Dall'ipocentro hanno origine le onde sismiche, vibrazioni del terreno che si irradiano in tutte le direzioni, per questo sono chiamate onde di volume. Queste onde, a loro volta, si dividono in onde P e onde S.

Le onde P, onde prime longitudinali molto veloci (7-13 km/s), sono prodotte dall'oscillazione della roccia nella stessa direzione della propagazione, provocandone cambiamenti di volume e di forma. Esse attraversano sia i solidi che i fluidi e sono le responsabili del rombo cupo che si avverte all'inizio del terremoto.

Le onde S, onde seconde traversali più lente delle precedenti (4-7 km/s), hanno la direzione di oscillazione perpendicolare alla direzione di propagazione e modificano solo la forma della roccia. Esse non si propagano nei fluidi.

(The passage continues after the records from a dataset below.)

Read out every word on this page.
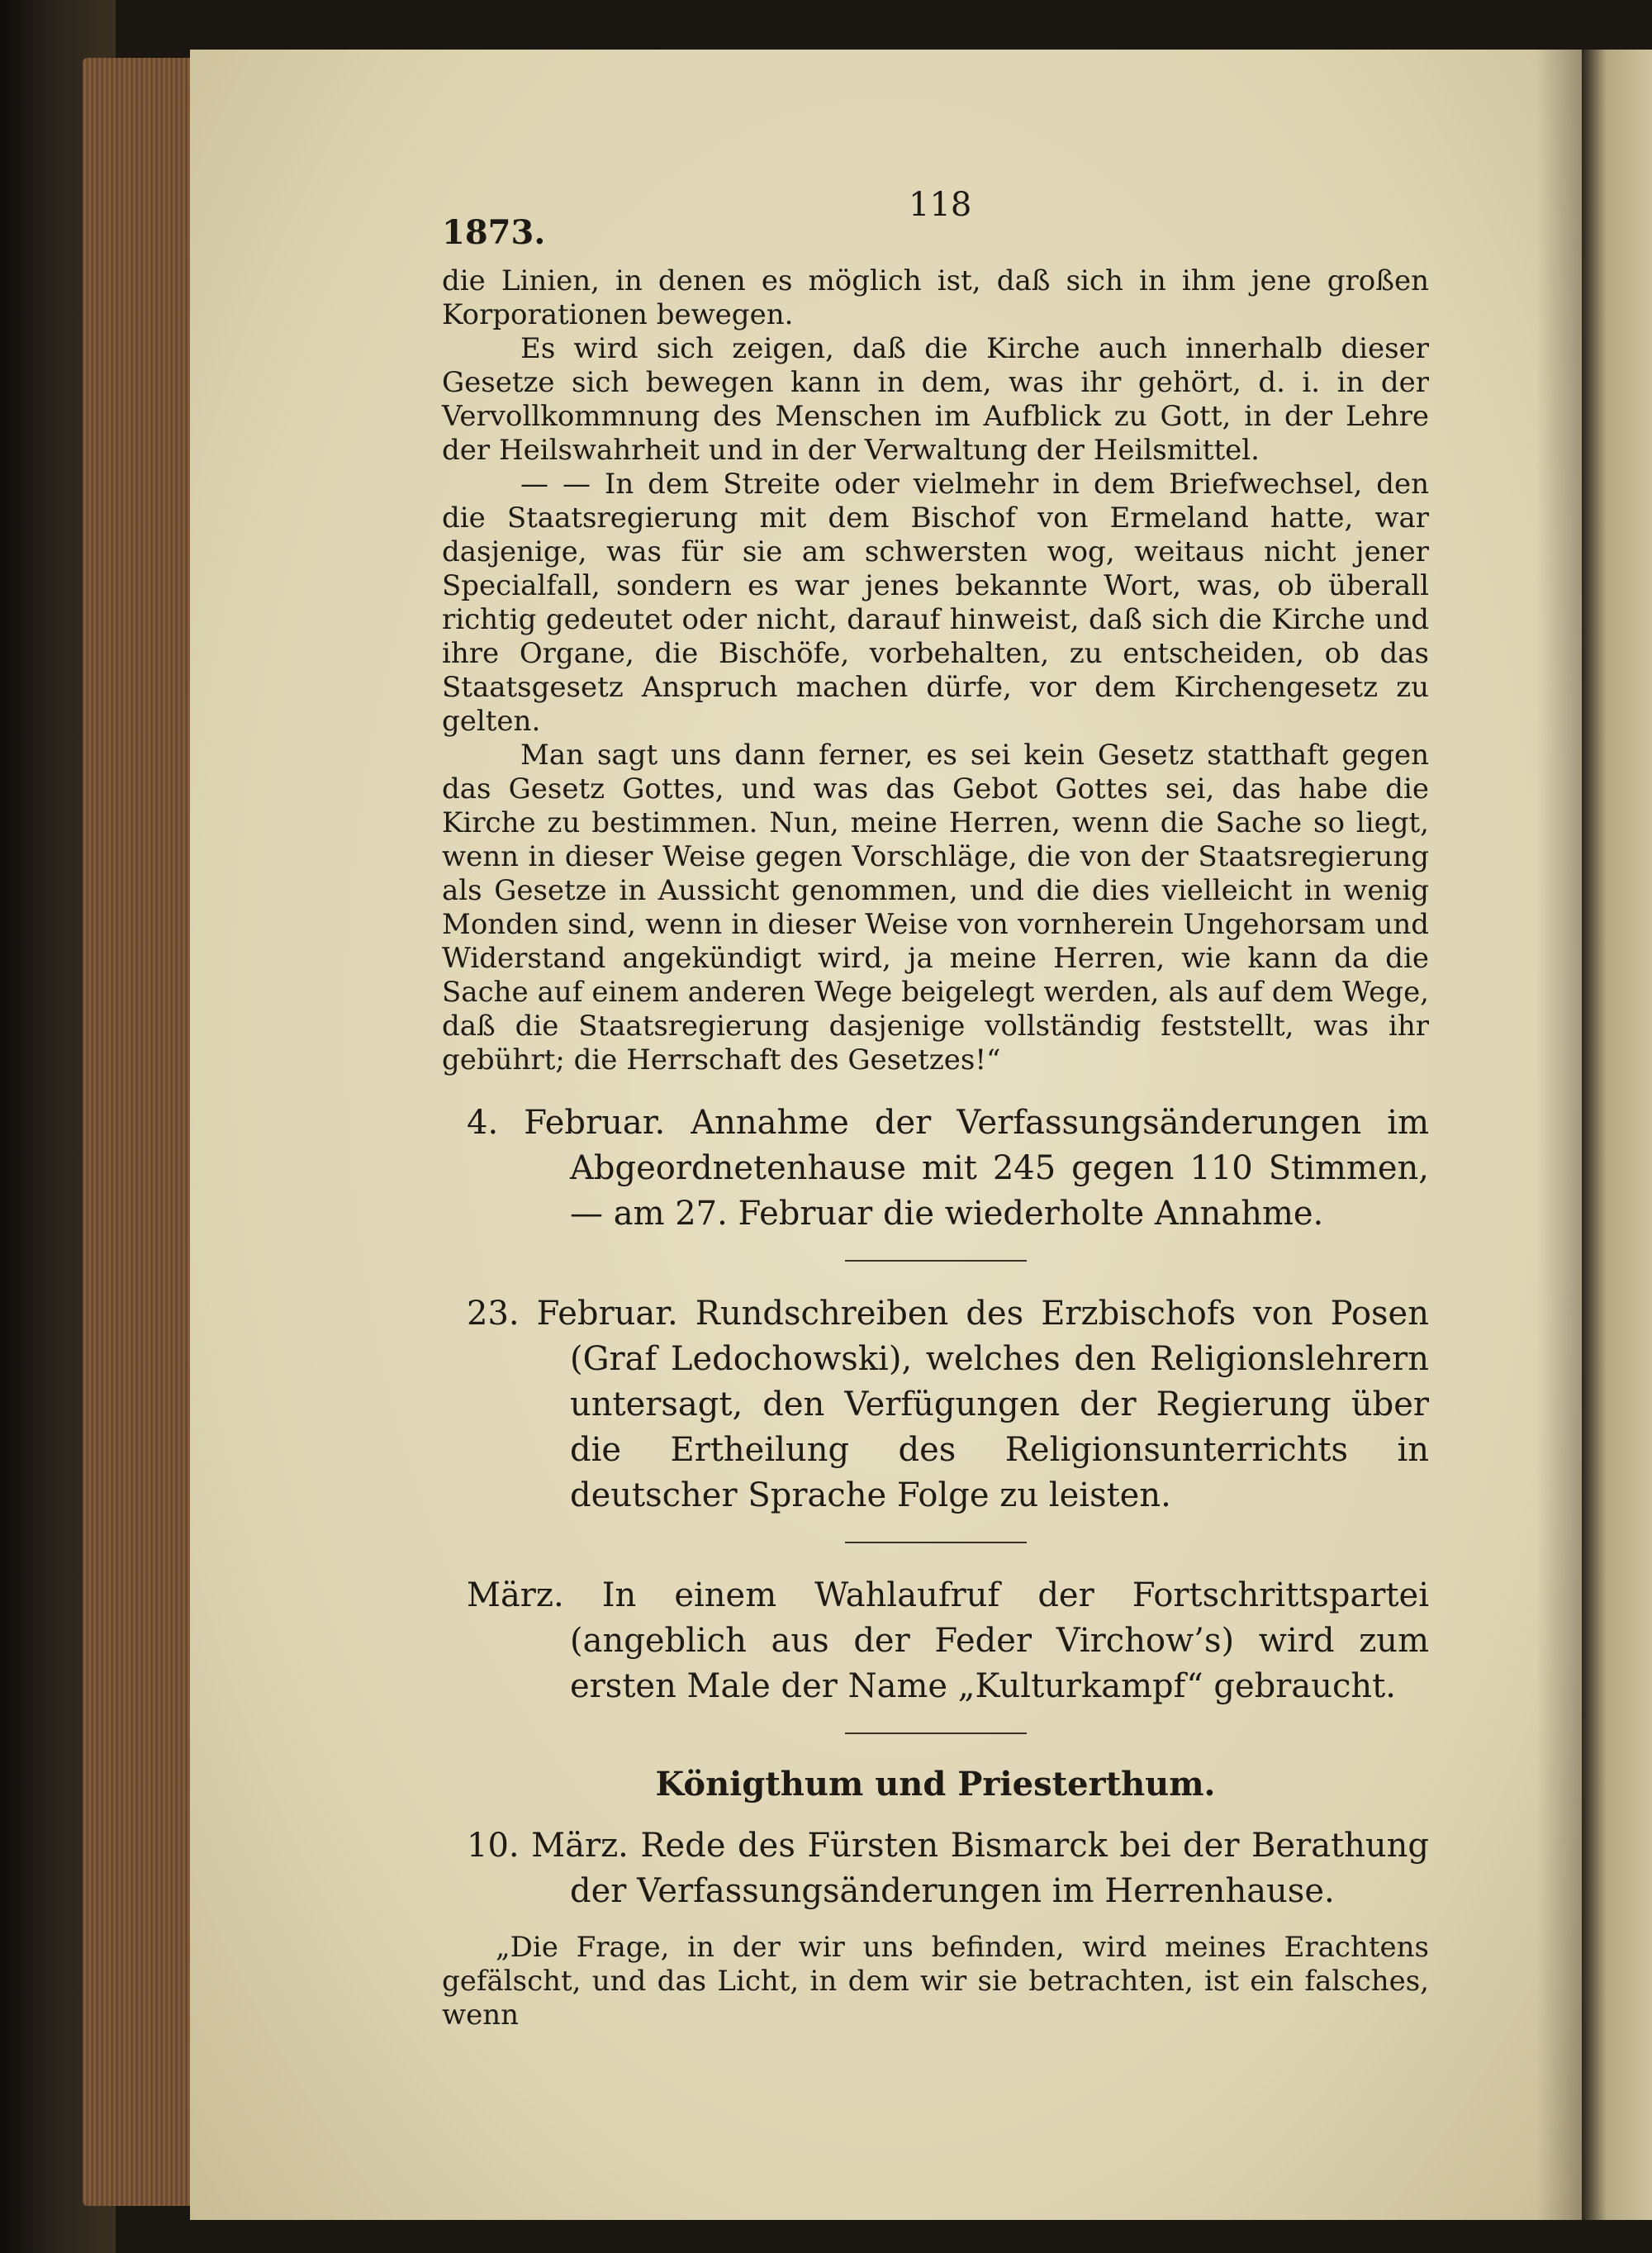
118
1873.

die Linien, in denen es möglich ist, daß sich in ihm jene großen Korporationen bewegen.

Es wird sich zeigen, daß die Kirche auch innerhalb dieser Gesetze sich bewegen kann in dem, was ihr gehört, d. i. in der Vervollkommnung des Menschen im Aufblick zu Gott, in der Lehre der Heilswahrheit und in der Verwaltung der Heilsmittel.

— — In dem Streite oder vielmehr in dem Briefwechsel, den die Staatsregierung mit dem Bischof von Ermeland hatte, war dasjenige, was für sie am schwersten wog, weitaus nicht jener Specialfall, sondern es war jenes bekannte Wort, was, ob überall richtig gedeutet oder nicht, darauf hinweist, daß sich die Kirche und ihre Organe, die Bischöfe, vorbehalten, zu entscheiden, ob das Staatsgesetz Anspruch machen dürfe, vor dem Kirchengesetz zu gelten.

Man sagt uns dann ferner, es sei kein Gesetz statthaft gegen das Gesetz Gottes, und was das Gebot Gottes sei, das habe die Kirche zu bestimmen. Nun, meine Herren, wenn die Sache so liegt, wenn in dieser Weise gegen Vorschläge, die von der Staatsregierung als Gesetze in Aussicht genommen, und die dies vielleicht in wenig Monden sind, wenn in dieser Weise von vornherein Ungehorsam und Widerstand angekündigt wird, ja meine Herren, wie kann da die Sache auf einem anderen Wege beigelegt werden, als auf dem Wege, daß die Staatsregierung dasjenige vollständig feststellt, was ihr gebührt; die Herrschaft des Gesetzes!“

4. Februar. Annahme der Verfassungsänderungen im Abgeordnetenhause mit 245 gegen 110 Stimmen, — am 27. Februar die wiederholte Annahme.

23. Februar. Rundschreiben des Erzbischofs von Posen (Graf Ledochowski), welches den Religionslehrern untersagt, den Verfügungen der Regierung über die Ertheilung des Religionsunterrichts in deutscher Sprache Folge zu leisten.

März. In einem Wahlaufruf der Fortschrittspartei (angeblich aus der Feder Virchow’s) wird zum ersten Male der Name „Kulturkampf“ gebraucht.

Königthum und Priesterthum.

10. März. Rede des Fürsten Bismarck bei der Berathung der Verfassungsänderungen im Herrenhause.

„Die Frage, in der wir uns befinden, wird meines Erachtens gefälscht, und das Licht, in dem wir sie betrachten, ist ein falsches, wenn
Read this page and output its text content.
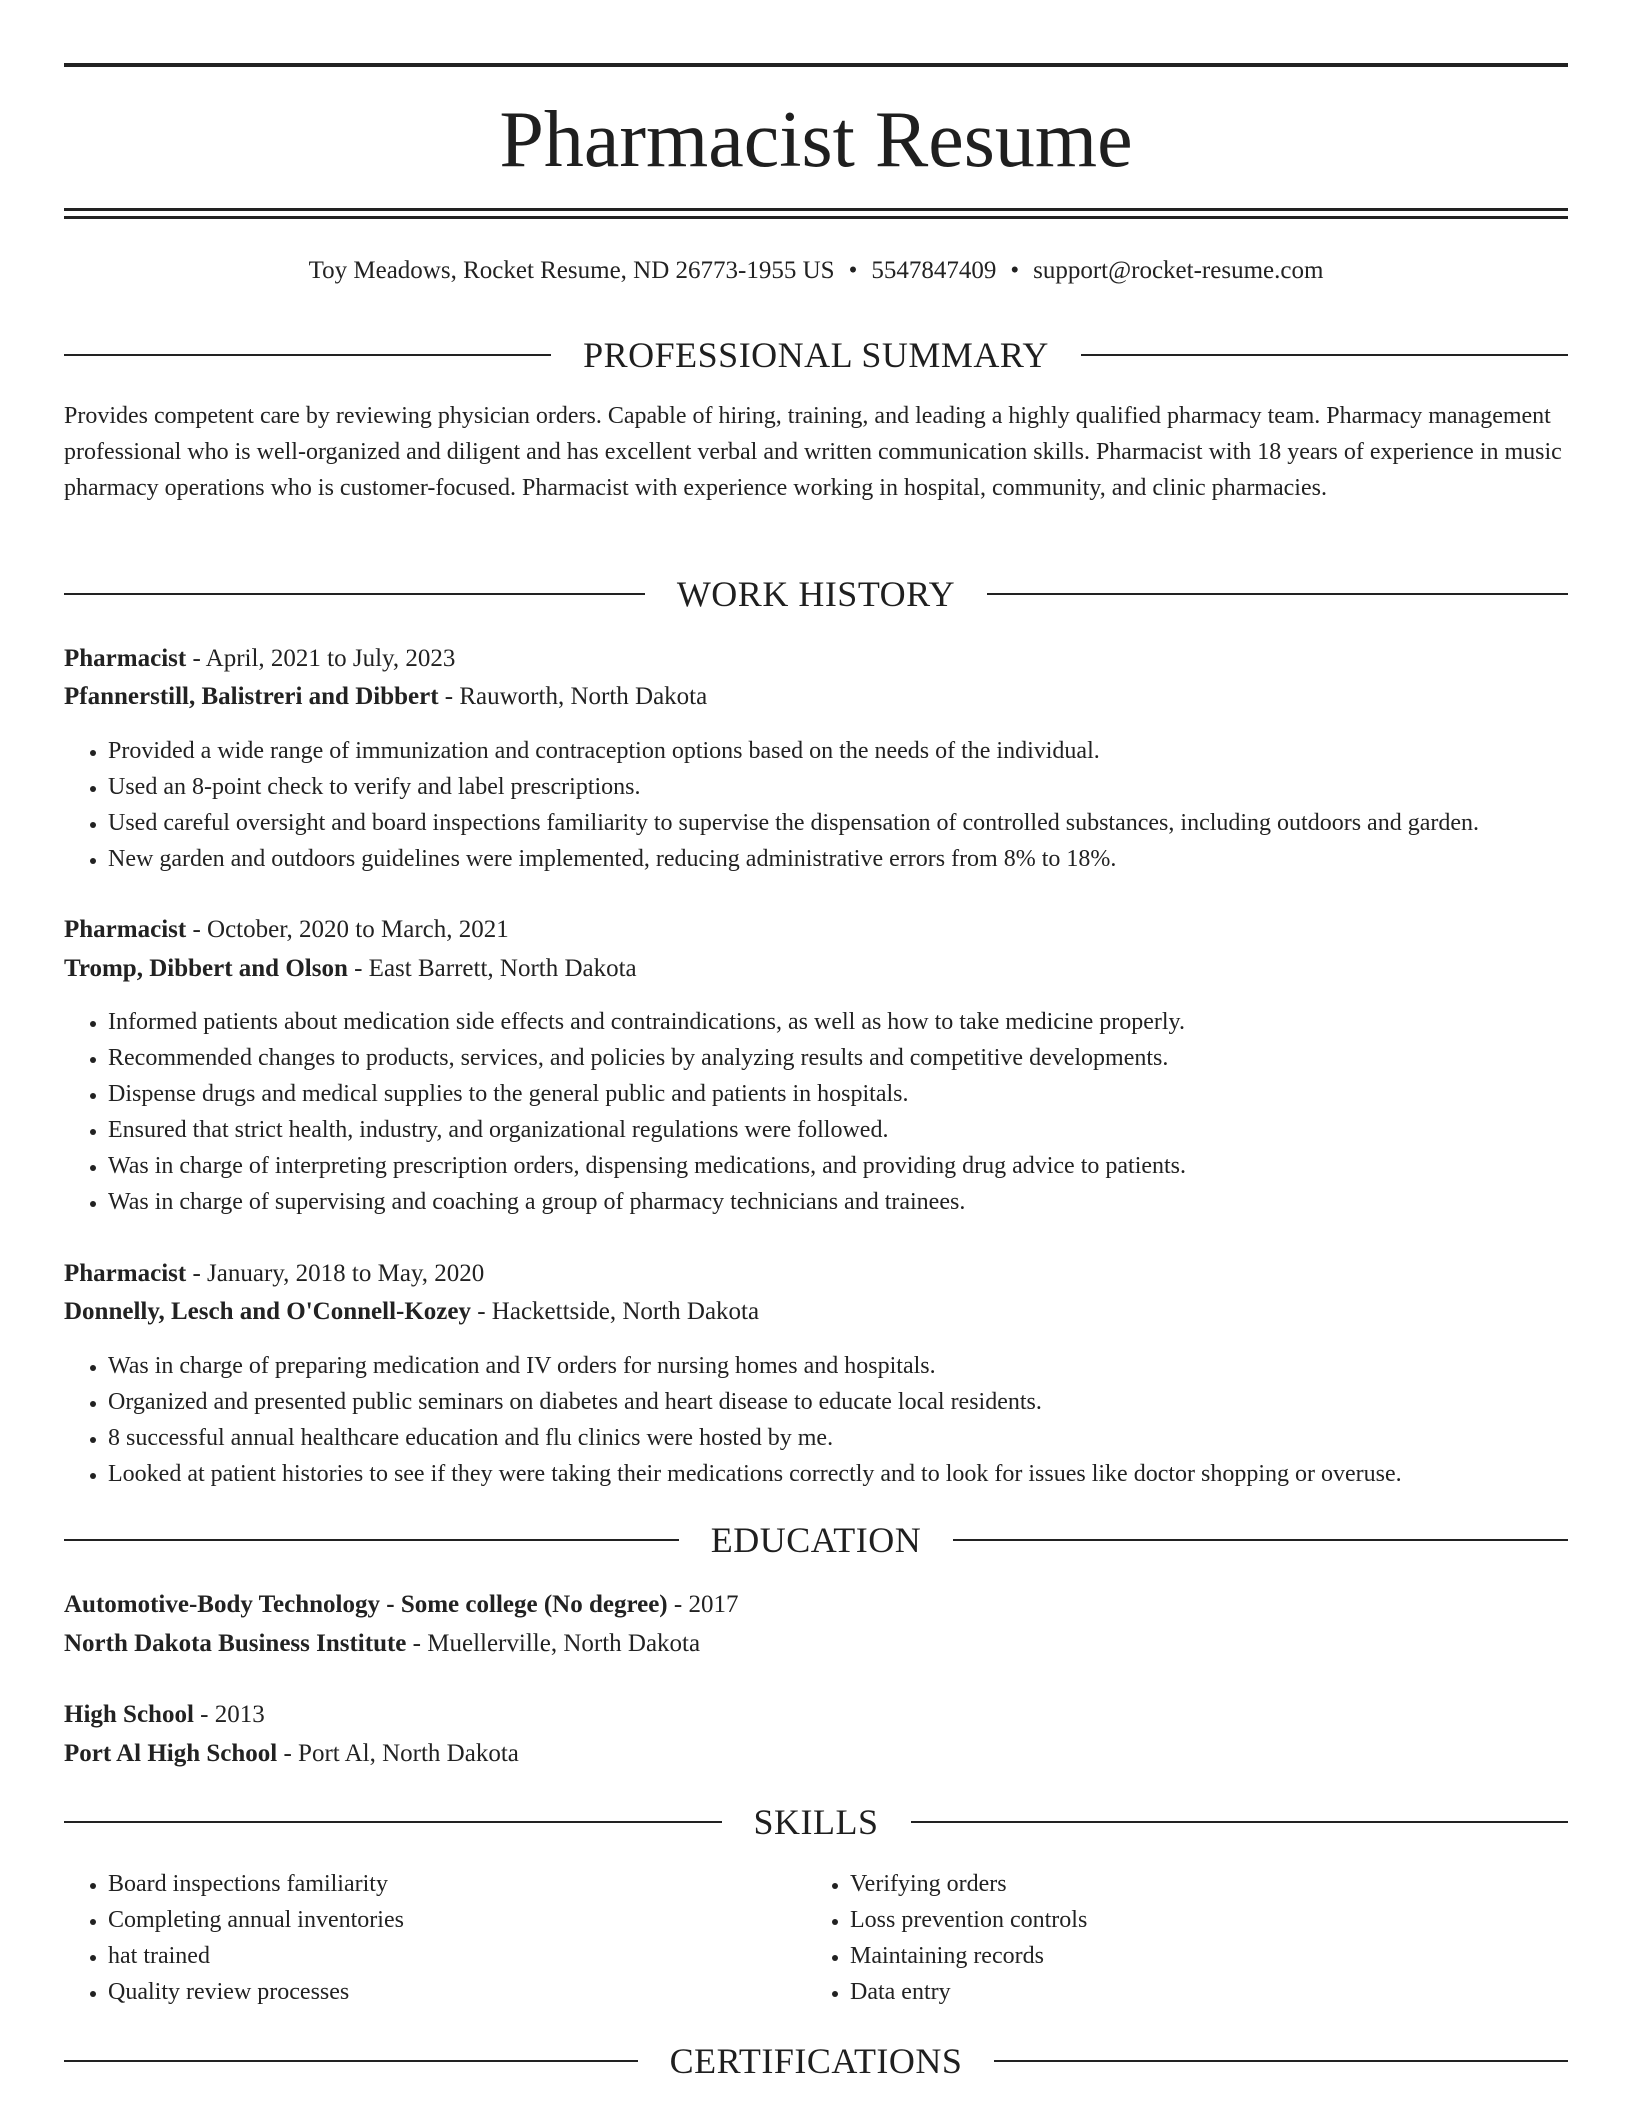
Pharmacist Resume
Toy Meadows, Rocket Resume, ND 26773-1955 US • 5547847409 • support@rocket-resume.com
PROFESSIONAL SUMMARY
Provides competent care by reviewing physician orders. Capable of hiring, training, and leading a highly qualified pharmacy team. Pharmacy management professional who is well-organized and diligent and has excellent verbal and written communication skills. Pharmacist with 18 years of experience in music pharmacy operations who is customer-focused. Pharmacist with experience working in hospital, community, and clinic pharmacies.
WORK HISTORY
Pharmacist - April, 2021 to July, 2023
Pfannerstill, Balistreri and Dibbert - Rauworth, North Dakota
• Provided a wide range of immunization and contraception options based on the needs of the individual.
• Used an 8-point check to verify and label prescriptions.
• Used careful oversight and board inspections familiarity to supervise the dispensation of controlled substances, including outdoors and garden.
• New garden and outdoors guidelines were implemented, reducing administrative errors from 8% to 18%.
Pharmacist - October, 2020 to March, 2021
Tromp, Dibbert and Olson - East Barrett, North Dakota
• Informed patients about medication side effects and contraindications, as well as how to take medicine properly.
• Recommended changes to products, services, and policies by analyzing results and competitive developments.
• Dispense drugs and medical supplies to the general public and patients in hospitals.
• Ensured that strict health, industry, and organizational regulations were followed.
• Was in charge of interpreting prescription orders, dispensing medications, and providing drug advice to patients.
• Was in charge of supervising and coaching a group of pharmacy technicians and trainees.
Pharmacist - January, 2018 to May, 2020
Donnelly, Lesch and O'Connell-Kozey - Hackettside, North Dakota
• Was in charge of preparing medication and IV orders for nursing homes and hospitals.
• Organized and presented public seminars on diabetes and heart disease to educate local residents.
• 8 successful annual healthcare education and flu clinics were hosted by me.
• Looked at patient histories to see if they were taking their medications correctly and to look for issues like doctor shopping or overuse.
EDUCATION
Automotive-Body Technology - Some college (No degree) - 2017
North Dakota Business Institute - Muellerville, North Dakota
High School - 2013
Port Al High School - Port Al, North Dakota
SKILLS
• Board inspections familiarity
• Completing annual inventories
• hat trained
• Quality review processes
• Verifying orders
• Loss prevention controls
• Maintaining records
• Data entry
CERTIFICATIONS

Quando le onde di volume raggiungono la superficie danno origine sull'epicentro ad altre onde lente (3 km/s), le onde superficiali, anche queste divise in due categorie:
Le onde R (Reyleigh) oscillano perpendicolarmente al terreno, come le onde marine, producendo movimenti ellittici del terreno in piani orientati nella stessa direzione di propagazione dell'onda.
Le onde L (Love) oscillano trasversalmente rispetto alla direzione di propagazione (alcuni autori indicano come onde L, lunghe, quelle superficiali nel loro insieme).

Le onde superficiali sono molto più lente rispetto alle precedenti, ma sono le responsabili dei danni prodotti dal terremoto. Possono percorrere lunghe distanze e fare anche più volte il giro della Terra.